'Invisible Man' Inspires Conceptual Art About Blackness
The inaugural show at at Martos Gallery's downtown space takes its name from Ralph Ellison's enduring 1952 novel about black visibility.
Installation view, Invisible Man, Martos Gallery, New York, 2017
The great American writer Ralph Ellison's National Book Award-winning novel Invisible Man has had an enduring influence on black consciousness and art. The 1952 book's soul searing, introspective observations about the conditions of black life inspired, for instance, the painter Kerry James Marshall's seminal 1980 work A Portrait of the Artist as a Shadow of His Former Self, as well as a series of post-war images by the photographer Gordon Parks. With Ellison writing passages like, "I am invisible, understand, simply because people refuse to see me," and "when they approach me they see only my surroundings, themselves, or figments of their imagination—indeed, everything and anything except me," it's not hard to understand why Ellison's book, penned nearly seven decades ago, still speaks to contemporary realities of black life.
Ellison's central argument, that racism has rendered black people both visible and invisible, inspired Martos Gallery director Ebony L. Haynes to explore the concept in a show titled after the book. Invisible Man, the inaugural exhibition in the new downtown Manhattan gallery, mounts painting, installation, and sculpture by Torkwase Dyson, Kayode Ojo, Pope.L, and Jessica Vaughn, four black artists who address aspects of blackness in abstract and conceptual forms that imply bodies unseen.
This exhibition is something I've had in mind a long time," Haynes tells Creators. "At its crux, it's a show of really great artists whose practice is conceptual or minimal in its installation." Over the years, Haynes has spent a lot of time with the artists in their studios and believes their practices are similar in the way that they think about the body in space. For Hanyes, the show is a way to think about the black body in a gallery and how Ellison's depiction still resonates today. "The book, for me, is about the systemic racism that's projected onto the black body," she says. "But although all the artists in the show are black, the work was chosen because its not just limited to the experience of blackness."

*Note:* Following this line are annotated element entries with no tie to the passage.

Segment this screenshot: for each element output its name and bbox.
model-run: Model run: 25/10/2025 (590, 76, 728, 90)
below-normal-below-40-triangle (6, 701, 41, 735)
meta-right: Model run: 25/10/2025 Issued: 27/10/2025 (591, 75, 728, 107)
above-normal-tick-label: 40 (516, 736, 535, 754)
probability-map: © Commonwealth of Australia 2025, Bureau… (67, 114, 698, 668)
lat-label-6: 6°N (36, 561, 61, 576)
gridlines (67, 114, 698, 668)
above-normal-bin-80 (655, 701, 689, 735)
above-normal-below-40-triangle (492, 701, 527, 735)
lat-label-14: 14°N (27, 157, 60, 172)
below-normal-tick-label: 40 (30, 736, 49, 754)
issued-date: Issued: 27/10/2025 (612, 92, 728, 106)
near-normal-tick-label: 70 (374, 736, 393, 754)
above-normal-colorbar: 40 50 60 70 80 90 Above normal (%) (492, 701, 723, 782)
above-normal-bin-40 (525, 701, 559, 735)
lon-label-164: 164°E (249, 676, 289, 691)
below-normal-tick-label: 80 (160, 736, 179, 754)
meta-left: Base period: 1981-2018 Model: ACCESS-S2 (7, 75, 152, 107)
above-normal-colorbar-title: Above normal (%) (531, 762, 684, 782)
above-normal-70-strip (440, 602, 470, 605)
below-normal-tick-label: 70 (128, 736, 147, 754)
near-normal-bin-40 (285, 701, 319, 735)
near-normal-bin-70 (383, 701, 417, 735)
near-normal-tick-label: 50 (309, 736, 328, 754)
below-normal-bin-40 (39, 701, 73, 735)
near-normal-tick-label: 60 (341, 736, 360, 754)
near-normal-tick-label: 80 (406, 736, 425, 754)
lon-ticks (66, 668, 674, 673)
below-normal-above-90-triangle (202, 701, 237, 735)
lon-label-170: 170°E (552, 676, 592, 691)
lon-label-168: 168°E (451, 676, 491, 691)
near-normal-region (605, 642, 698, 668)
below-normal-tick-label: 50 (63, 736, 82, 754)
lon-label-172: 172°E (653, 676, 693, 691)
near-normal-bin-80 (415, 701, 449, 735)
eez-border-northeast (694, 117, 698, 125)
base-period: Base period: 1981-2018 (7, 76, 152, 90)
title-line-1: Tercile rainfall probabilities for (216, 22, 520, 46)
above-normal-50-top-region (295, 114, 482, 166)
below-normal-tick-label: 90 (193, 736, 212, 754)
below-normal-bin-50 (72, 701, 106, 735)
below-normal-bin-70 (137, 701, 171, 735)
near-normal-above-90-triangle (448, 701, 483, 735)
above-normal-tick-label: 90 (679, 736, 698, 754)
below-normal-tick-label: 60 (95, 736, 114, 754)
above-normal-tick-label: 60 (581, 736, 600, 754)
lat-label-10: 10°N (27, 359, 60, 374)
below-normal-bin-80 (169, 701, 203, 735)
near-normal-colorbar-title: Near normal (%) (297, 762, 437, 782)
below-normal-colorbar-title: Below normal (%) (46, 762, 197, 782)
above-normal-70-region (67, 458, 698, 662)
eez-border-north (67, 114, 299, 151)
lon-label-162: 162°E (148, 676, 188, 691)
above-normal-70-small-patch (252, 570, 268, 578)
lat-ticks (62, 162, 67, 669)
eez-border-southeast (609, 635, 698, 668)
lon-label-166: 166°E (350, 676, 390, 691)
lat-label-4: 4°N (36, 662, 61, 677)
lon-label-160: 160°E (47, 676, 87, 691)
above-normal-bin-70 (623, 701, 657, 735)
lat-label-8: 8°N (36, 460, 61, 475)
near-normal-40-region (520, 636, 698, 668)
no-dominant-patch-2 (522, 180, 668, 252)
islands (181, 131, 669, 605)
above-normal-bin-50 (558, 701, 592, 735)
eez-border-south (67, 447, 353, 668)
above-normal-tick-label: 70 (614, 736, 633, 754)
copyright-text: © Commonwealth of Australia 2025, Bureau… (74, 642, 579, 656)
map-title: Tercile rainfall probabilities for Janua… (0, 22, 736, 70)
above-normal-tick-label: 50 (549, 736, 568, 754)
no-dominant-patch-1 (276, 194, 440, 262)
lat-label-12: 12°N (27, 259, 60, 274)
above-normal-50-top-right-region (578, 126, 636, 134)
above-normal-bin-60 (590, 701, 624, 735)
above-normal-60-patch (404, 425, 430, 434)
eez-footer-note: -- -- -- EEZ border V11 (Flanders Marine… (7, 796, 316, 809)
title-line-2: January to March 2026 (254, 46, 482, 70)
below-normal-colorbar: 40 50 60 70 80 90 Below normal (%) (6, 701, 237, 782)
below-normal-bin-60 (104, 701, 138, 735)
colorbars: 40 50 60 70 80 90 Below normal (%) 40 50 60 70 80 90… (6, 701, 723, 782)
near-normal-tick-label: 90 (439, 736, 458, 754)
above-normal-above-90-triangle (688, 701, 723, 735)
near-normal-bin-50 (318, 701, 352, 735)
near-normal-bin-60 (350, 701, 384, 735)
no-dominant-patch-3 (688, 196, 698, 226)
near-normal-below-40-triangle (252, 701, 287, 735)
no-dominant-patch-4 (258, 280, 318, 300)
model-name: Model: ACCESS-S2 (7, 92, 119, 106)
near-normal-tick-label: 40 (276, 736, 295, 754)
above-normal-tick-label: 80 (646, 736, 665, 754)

The exhibition features works that literally omit figurative representations of either the black or white bodies evoked by the art on view. Jessica Vaughn's wall sculpture, After Willis (rubbed, used and moved) #005, features 36 individual used, machine-fabricated public transit seats. Collected over a period of a decade from Chicago Transit Authority buses, the used seats feature the grooves of countless bodies that once sat in them. The work also alludes to very real black bodies, like Rosa Parks and the women who led the Montgomery Bus Boycott in the 1950s and the segregation of black and white bodies in many aspects of contemporary life.
Pope.L's installation Pedestal, a Elkay drinking fountain deconstructed and hung from the ceiling, alludes to the segregated black and white drinking fountains installed throughout the South during Jim Crow. The work releases water into a hole in the gallery's floor every two-and-a-half minutes. The gesture alludes to Pope.L's "Hole Theory." In a book titled after the theory, the artist writes, "Hole Theory engages lack/Across economic and cultural/And political boundaries/[Lack is where it's AT]." Pope.L's theory is rooted in the social conditions of 1980s black life, the drugs that flooded the community, the jobs that left it, and the culture, like Hip-hop, that sprung from the era's black rage.
The body is further implied in Pope.L's Well (elh version), a glass of evaporating water on a small wooden shelf, and in Torkwase Dyson's minimalist suite of abstract paintings. Transpose, Torque, and Time, are three large-scale works in white that cover black geometric elements using the dimensions of the body and space. The work references the actual circumference of the Dakota Access Pipeline and the bodies at Standing Rock that protested it. The larger themes of the work are rooted in state-sanctioned displacement and environmental racism that, for instance, produced inner city ghettos, predominantly white subdivisions, and Native American reservations. Kayode Ojo's untitled installation of a found dark chocolate sofa turned upright and draped with a sequined gown is the lone work that implicates the body in domestic space.
"Maybe sometimes there's an assumption made when you enter a show of all artists of color that you will be able to take away what you should immediately," says Haynes of the deeply layered works. "I think these artists are an example that there are many different practices and ways of representing the body." She adds, "The works of these artists just so happen to execute an idea that I had of representing an absent body. The works, literally with the forms they create, do this very well and speak to the lack of visibility of artists of color in the gallery space."